P. P. Sharma*, F. S. Carter and G. A. Halvorson

Land Reclamation Research Center, North Dakota State Univ., P.O. Box 459, Mandan, ND 58554

*Corresponding author.

ABSTRACT

Soil water retention and transport functions are needed to model infiltration and redistribution of water in reclaimed mineland profiles. Besides primary particles of sand, silt, clay, and rock fragments, some mineland soil profiles in west-central North Dakota also contain lignite coal fragments ranging in sizes from <1 to about 300 mm or more. The objective of this study was to evaluate the water retention properties of soil mixed with coal fragments.
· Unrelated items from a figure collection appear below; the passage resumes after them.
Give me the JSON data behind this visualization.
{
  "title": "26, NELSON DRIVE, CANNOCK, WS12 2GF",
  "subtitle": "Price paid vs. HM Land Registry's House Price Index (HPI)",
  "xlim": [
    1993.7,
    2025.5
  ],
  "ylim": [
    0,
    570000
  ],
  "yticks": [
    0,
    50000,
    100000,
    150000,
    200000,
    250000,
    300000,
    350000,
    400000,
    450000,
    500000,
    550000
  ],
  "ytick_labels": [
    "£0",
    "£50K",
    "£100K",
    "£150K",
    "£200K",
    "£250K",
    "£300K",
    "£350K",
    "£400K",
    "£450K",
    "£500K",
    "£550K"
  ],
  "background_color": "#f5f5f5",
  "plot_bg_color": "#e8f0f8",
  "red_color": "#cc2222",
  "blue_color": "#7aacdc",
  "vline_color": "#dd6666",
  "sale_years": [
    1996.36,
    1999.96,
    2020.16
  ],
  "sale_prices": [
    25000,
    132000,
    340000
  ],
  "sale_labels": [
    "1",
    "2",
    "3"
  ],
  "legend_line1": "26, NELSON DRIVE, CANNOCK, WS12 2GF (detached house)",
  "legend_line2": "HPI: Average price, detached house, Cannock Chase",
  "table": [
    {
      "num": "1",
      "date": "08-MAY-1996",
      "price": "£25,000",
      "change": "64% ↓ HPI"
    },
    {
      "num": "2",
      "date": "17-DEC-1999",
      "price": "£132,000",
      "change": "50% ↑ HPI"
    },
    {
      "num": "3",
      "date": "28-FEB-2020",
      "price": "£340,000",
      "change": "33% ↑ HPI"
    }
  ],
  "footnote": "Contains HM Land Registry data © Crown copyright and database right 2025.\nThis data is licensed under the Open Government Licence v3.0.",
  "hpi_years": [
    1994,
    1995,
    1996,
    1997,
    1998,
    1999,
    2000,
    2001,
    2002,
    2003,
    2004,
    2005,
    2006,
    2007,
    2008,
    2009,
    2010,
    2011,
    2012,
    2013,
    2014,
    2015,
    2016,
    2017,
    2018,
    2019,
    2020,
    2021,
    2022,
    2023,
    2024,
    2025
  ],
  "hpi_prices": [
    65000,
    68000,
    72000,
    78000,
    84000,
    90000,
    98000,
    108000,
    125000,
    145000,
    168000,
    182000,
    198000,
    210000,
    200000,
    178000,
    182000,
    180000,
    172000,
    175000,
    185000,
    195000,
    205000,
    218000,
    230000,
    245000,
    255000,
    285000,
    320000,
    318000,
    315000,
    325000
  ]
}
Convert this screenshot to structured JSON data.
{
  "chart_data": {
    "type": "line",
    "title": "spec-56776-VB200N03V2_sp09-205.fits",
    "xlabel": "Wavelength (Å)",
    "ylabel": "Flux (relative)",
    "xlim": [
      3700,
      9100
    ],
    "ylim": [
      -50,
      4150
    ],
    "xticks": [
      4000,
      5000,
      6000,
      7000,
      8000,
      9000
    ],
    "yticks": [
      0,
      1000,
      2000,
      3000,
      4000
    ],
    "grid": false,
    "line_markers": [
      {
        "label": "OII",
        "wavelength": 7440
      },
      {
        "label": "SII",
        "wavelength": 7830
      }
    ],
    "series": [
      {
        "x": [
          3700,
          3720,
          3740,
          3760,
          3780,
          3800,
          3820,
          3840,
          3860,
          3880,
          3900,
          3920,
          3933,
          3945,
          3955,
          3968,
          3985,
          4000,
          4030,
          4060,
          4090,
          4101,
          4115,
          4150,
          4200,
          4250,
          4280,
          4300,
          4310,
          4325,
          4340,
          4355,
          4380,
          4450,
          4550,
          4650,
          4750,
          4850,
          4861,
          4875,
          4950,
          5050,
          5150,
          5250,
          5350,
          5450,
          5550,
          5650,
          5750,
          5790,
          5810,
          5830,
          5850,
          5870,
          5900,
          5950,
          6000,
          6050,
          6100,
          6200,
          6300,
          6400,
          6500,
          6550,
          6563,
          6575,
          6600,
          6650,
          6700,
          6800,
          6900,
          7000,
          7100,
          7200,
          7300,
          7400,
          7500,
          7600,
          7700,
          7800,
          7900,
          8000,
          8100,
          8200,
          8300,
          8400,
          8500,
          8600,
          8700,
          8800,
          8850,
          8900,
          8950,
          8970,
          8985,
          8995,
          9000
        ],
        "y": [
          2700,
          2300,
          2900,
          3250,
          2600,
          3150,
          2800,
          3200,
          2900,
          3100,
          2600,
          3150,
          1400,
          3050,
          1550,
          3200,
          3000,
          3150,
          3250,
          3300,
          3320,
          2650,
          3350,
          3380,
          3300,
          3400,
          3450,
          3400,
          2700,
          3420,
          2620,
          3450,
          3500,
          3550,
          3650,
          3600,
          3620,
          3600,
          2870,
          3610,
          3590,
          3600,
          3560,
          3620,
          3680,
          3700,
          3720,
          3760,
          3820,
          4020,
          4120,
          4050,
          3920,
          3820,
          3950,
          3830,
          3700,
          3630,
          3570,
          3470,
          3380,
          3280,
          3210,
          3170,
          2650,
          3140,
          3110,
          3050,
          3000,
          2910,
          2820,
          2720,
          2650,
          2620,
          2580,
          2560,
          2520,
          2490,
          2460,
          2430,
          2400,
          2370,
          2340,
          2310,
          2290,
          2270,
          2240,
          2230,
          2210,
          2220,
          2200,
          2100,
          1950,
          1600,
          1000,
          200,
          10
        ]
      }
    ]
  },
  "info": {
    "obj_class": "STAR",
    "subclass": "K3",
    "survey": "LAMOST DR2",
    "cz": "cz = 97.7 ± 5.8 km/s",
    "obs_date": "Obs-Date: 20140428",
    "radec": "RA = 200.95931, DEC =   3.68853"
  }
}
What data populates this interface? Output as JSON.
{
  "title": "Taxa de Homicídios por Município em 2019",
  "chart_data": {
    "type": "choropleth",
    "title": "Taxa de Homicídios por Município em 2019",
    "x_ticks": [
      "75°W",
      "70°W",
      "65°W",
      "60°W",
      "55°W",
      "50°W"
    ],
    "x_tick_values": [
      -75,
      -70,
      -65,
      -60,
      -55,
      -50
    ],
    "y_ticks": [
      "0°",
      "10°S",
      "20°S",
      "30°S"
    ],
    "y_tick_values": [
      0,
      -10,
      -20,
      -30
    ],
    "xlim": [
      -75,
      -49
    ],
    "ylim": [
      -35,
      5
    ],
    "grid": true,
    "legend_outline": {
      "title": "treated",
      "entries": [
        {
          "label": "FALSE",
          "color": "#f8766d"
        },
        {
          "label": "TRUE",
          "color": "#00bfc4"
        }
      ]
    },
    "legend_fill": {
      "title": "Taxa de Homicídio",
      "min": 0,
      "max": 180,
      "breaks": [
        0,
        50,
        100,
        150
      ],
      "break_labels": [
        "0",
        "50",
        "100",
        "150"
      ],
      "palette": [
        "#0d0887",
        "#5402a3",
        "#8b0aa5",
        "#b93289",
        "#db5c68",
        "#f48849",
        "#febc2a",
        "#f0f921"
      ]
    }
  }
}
For preliminary investigations in the laboratory, disturbed soil and coal samples of sizes <2.0 mm were used. Two types of coal samples, one commercial lignite with high water repellency and the other a degraded lignite with low water repellency, were mixed with three types of soils. The soil samples collected from subsoil and minespoil materials of reclaimed minelands included a sandy loam, a loam, and a sodic silty clay loam (equivalent to premine B and C horizons of Straw loam, a fine-loamy, mixed Cumulic Haploboroll). Air-dry samples of soil and coal were thoroughly mixed and bulk mixtures with coal contents of 5, 10, 15, 25, and 50% by oven-dry weight were produced. The subsamples of the components and the mixtures were wetted with water and desorbed at air pressures ranging from 5 to 1500 kPa. Water contents of the mixtures, in general, were linearly proportional to the coal contents. From the soil water content vs. pressure head relationships of ingredient soil and coal samples, volumetric water contents of soil-coal mixtures were predicted by using mass and volume balance interpolation equations. At all pressures heads, the predicted volumetric water contents approximated the measured values with a high degree of accuracy.

Received for publication October 18, 1991.